Department of Analytical Chemistry and Reference Materials, Organic Trace Analysis and Food Analysis, Bundesanstalt für Materialforschung und -prüfung (BAM), Berlin, Germany.
eScience, Bundesanstalt für Materialprüfung und -forschung, Berlin, Germany.
Rapid Commun Mass Spectrom. 2024 Oct 30;38(20):e9876. doi: 10.1002/rcm.9876.
Non-targeted screenings (NTS) are essential tools in different fields, such as forensics, health and environmental sciences. NTSs often employ mass spectrometry (MS) methods due to their high throughput and sensitivity in comparison to, for example, nuclear magnetic resonance-based methods. As the identification of mass spectral signals, called annotation, is labour intensive, it has been used for developing supporting tools based on machine learning (ML). However, both the diversity of mass spectral signals and the sheer quantity of different ML tools developed for compound annotation present a challenge for researchers in maintaining a comprehensive overview of the field. In this work, we illustrate which ML-based methods are available for compound annotation in non-targeted MS experiments and provide a nuanced comparison of the ML models used in MS data analysis, unravelling their unique features and performance metrics. Through this overview we support researchers to judiciously apply these tools in their daily research. This review also offers a detailed exploration of methods and datasets to show gaps in current methods, and promising target areas, offering a starting point for developers intending to improve existing methodologies.

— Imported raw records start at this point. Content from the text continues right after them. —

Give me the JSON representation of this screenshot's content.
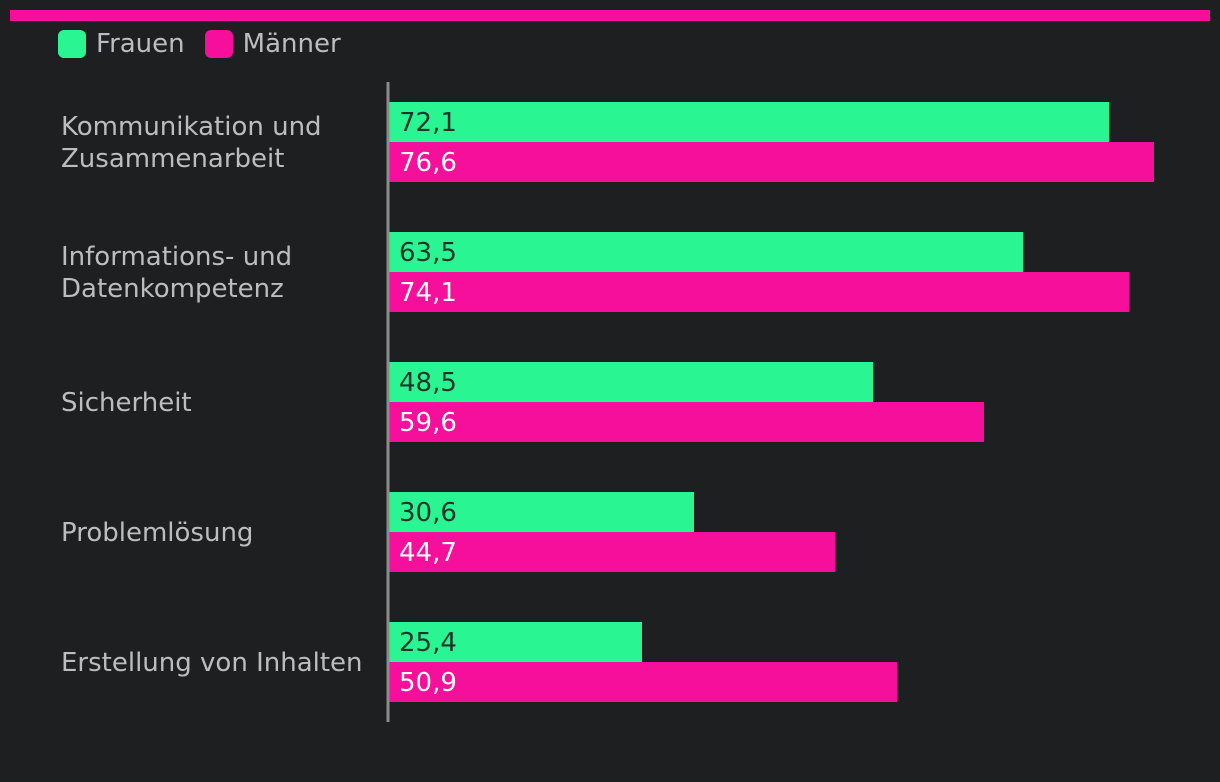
{
  "colors": {
    "frauen": "#2af593",
    "maenner": "#f50f9a",
    "axis": "#8c8c8c",
    "label_frauen": "#1f3329",
    "label_maenner": "#ffffff"
  },
  "legend": {
    "frauen": "Frauen",
    "maenner": "Männer"
  },
  "chart_data": {
    "type": "bar",
    "orientation": "horizontal",
    "categories": [
      [
        "Kommunikation und",
        "Zusammenarbeit"
      ],
      [
        "Informations- und",
        "Datenkompetenz"
      ],
      [
        "Sicherheit"
      ],
      [
        "Problemlösung"
      ],
      [
        "Erstellung von Inhalten"
      ]
    ],
    "series": [
      {
        "name": "Frauen",
        "values": [
          72.1,
          63.5,
          48.5,
          30.6,
          25.4
        ],
        "labels": [
          "72,1",
          "63,5",
          "48,5",
          "30,6",
          "25,4"
        ]
      },
      {
        "name": "Männer",
        "values": [
          76.6,
          74.1,
          59.6,
          44.7,
          50.9
        ],
        "labels": [
          "76,6",
          "74,1",
          "59,6",
          "44,7",
          "50,9"
        ]
      }
    ],
    "xlim": [
      0,
      80
    ],
    "grid": false,
    "legend_position": "top-left"
  }
}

非靶向筛查(NTS)是法医学、健康和环境科学等不同领域的重要工具。与基于核磁共振的方法相比,NTS 通常采用质谱(MS)方法,因为其具有高通量和高灵敏度的特点。由于对质谱信号进行识别(称为注释)需要大量的人工劳动,因此已经开发了基于机器学习(ML)的支持工具。然而,由于质谱信号的多样性以及为化合物注释开发的不同 ML 工具的数量庞大,研究人员在保持对该领域的全面了解方面面临挑战。在这项工作中,我们说明了哪些基于 ML 的方法可用于非靶向 MS 实验中的化合物注释,并对用于 MS 数据分析的 ML 模型进行了细致的比较,揭示了它们的独特特征和性能指标。通过这种概述,我们支持研究人员在日常研究中明智地应用这些工具。本综述还详细探讨了方法和数据集,以展示当前方法中的差距和有前途的目标领域,为希望改进现有方法的开发人员提供了一个起点。